Muchos hablan de lo que vieron cuando rompí el récord mundial de 400 metros lisos. En su momento, no sabía qué esperar, pero aquella carrera pasaría a ser, para mí, un antes y un después.
Posiciono los pies sobre los tacos. Alineo los dedos índice y pulgar de cada mano con la línea de salida. Inhalo profundamente; exhalo. Me rodean un vitoreo continuo, los aplausos de la multitud y los gritos de los entrenadores. No importa. Solo pongo atención a un sonido: el disparo.
Los demás aún se están colocando, así que hay tiempo. Echo un vistazo atrás y veo a mis siete rivales, otros competidores que lo han dado todo para llegar a la final de los 400 metros lisos. Uno de Gran Bretaña, dos de Granada, uno de Estados Unidos, uno de Trinidad y Tobago, uno de Baréin y uno de Botsuana. Represento a la República de Sudáfrica, y hasta entonces, nadie de mi país ha logrado estar en el Top 25 de los récords mundiales en esta categoría.
Informan que la carrera iniciará brevemente. Inhalo profundamente; exhalo. Vuelvo a poner la mirada hacia delante. Dan la primera marca; arqueo mi cuerpo, dejando extendida mi pierna derecha. El siguiente segundo se me hizo eterno.
Oigo el disparo, y salgo de la línea lo antes posible. ¿Reaccioné antes que los demás? No lo sé, pues estoy adelantado en la pista. No es el momento de mirar atrás, sino adelante. Es crucial alcanzar la velocidad punta lo antes posible y mantenerla tanto como sea. Sin distracciones.
Durante la primera mitad de la carrera, los ojos se clavaron en uno de los competidores granadinos y el estadounidense, pues fueron quienes tuvieron un mejor inicio. La gente supuso que conquistarían el podio y lucharían por el oro durante los 200 metros restantes.
Yo, en cambio, solo veía mi propio carril y me centraba en recorrerla en el menor tiempo posible. Por unos segundos, ni el público ni los entrenadores existían. Solo yo y la carrera.
Sigo sin ver a nadie. ¿Voy mejor o peor? No sé si debo apretar más o si tengo mucha ventaja.
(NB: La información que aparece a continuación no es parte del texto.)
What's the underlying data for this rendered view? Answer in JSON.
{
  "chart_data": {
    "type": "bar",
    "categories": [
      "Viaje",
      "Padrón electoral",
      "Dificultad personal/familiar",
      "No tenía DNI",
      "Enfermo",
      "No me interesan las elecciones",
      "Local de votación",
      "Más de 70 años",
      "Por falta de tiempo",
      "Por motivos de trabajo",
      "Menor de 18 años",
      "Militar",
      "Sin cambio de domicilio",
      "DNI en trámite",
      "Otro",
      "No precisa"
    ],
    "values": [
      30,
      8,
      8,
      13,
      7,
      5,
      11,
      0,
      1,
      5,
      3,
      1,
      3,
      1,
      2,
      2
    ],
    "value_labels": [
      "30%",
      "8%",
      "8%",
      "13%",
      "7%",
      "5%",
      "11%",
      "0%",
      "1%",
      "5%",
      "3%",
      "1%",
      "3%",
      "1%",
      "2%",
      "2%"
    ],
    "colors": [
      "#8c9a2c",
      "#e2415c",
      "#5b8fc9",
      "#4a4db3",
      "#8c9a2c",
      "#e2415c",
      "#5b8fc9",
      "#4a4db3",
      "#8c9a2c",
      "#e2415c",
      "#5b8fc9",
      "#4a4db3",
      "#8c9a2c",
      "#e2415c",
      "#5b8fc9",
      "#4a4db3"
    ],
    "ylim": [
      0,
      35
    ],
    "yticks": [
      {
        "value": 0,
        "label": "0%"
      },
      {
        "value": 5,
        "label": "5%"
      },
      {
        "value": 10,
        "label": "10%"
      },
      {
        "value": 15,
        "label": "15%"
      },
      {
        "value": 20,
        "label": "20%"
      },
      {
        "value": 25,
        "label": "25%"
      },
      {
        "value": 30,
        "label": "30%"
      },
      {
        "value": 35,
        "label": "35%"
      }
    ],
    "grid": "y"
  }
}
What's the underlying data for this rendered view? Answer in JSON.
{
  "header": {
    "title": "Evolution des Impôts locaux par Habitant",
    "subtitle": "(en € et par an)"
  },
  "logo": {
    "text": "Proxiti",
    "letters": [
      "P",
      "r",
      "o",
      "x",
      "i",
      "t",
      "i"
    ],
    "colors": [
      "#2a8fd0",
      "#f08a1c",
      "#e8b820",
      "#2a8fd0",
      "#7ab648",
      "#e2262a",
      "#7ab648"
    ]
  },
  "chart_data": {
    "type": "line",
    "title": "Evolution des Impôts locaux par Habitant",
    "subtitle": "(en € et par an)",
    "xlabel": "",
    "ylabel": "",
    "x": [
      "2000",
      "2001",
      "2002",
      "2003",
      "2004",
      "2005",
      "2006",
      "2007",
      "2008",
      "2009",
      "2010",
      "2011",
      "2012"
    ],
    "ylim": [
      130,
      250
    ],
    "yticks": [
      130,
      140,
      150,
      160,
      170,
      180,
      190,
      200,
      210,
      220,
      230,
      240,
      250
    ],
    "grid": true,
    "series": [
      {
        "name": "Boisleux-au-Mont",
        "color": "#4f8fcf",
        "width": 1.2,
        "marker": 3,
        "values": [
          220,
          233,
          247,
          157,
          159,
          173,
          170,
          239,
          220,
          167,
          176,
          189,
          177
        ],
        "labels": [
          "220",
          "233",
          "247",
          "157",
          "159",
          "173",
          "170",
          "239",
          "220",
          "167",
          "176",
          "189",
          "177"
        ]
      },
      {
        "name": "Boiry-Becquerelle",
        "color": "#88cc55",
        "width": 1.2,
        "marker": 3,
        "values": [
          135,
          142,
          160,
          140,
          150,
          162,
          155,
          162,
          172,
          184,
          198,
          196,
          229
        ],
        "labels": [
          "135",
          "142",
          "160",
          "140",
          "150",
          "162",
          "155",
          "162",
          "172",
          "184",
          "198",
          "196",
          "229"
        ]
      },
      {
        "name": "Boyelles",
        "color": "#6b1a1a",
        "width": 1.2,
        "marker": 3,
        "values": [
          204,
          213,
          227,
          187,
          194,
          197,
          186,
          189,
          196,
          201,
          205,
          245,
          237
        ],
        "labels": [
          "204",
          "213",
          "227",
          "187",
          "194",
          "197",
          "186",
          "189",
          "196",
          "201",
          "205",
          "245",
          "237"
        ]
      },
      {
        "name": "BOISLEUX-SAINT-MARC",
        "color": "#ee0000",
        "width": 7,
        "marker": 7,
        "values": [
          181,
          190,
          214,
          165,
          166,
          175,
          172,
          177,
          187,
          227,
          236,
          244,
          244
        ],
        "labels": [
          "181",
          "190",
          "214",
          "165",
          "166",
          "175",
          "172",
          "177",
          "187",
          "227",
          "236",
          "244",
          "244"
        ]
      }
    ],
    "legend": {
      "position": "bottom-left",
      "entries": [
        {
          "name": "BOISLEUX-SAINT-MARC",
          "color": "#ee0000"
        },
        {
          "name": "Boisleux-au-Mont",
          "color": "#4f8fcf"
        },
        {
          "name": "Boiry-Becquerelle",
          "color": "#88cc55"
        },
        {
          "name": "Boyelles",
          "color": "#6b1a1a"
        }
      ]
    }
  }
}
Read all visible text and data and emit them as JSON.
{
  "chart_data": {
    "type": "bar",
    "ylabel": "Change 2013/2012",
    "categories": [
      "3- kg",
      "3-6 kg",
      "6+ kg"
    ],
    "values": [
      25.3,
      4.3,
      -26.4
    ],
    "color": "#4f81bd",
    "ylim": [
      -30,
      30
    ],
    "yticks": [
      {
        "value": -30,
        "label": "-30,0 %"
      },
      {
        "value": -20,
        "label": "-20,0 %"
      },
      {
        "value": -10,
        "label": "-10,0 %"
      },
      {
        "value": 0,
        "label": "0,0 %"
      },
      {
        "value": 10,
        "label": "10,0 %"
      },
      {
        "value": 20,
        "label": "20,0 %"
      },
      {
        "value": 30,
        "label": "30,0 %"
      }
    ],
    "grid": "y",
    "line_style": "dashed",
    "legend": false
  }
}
Atravieso la última curva antes de la recta final. Mantengo la respiración controlada y llevo mi cuerpo al límite. Noto la fatiga, pero la desestimo.
Por el rabillo del ojo percibo a un par de corredores acortando su distancia. No me puedo permitir perder. Solo quedan 100 metros; es ahora o nunca. Lo quiero hacer por mí, mi entrenador, mi familia, mis amigos y mi país. Por todos aquellos que creyeron en mí. Por todos los sacrificios que hice para tener un puesto en la final de las Olimpiadas. Es ahora o nunca.
Encuentro un chute de energía en ese pensamiento. Escucho las zancadas de mis rivales, y decido alejarme de ellas. Me noto pesado, pero lo ignoro. Sigo respirando y corriendo a buen ritmo, y aprieto un poco. El cuerpo pide más oxígeno, y trato de dárselo. Mis piernas piden descanso; solo un poco más, y podréis reposar.
Ya no escucho las zancadas. ¿Aflojo? No. Es ahora o nada. Aprieto un poco más, aunque se me vaya el alma con ello. Cada paso cuenta para alcanzar la victoria.
Estoy a pocos metros de la meta. Comienzo a inclinar un poco la cabeza, temiendo que un rival me alcance en el último segundo. Justo antes de cruzar, volteo un poco la cabeza, y me percato de un hecho que nunca había imaginado antes: no hay nadie a mi lado.
Cruzo la meta solo y bajo el ritmo. Miro a mis rivales, quienes cruzan la línea un tiempo después, y me llevo las manos a la cabeza. Veo el público, la pantalla, los números. ¡Nuevo récord mundial!
Me inclino hacia delante, respirando pesadamente y tratando de recobrar mi energía. Con un abrazo y felicitaciones del granadino, al fin asimilo lo que acaba de pasar: he hecho historia. Todo valió la pena.
La medalla la dediqué a todos aquellos que me apoyaron y los competidores que lo dieron todo en la pista. Sí, rompí el récord y gané la medalla de oro, pero uno no llega a la meta solo. Es imposible. Un atleta con una red de apoyo saludable llegará más lejos que cualquiera que corra a solas, y alguien que nunca es desafiado en su vida jamás alcanzará su potencial.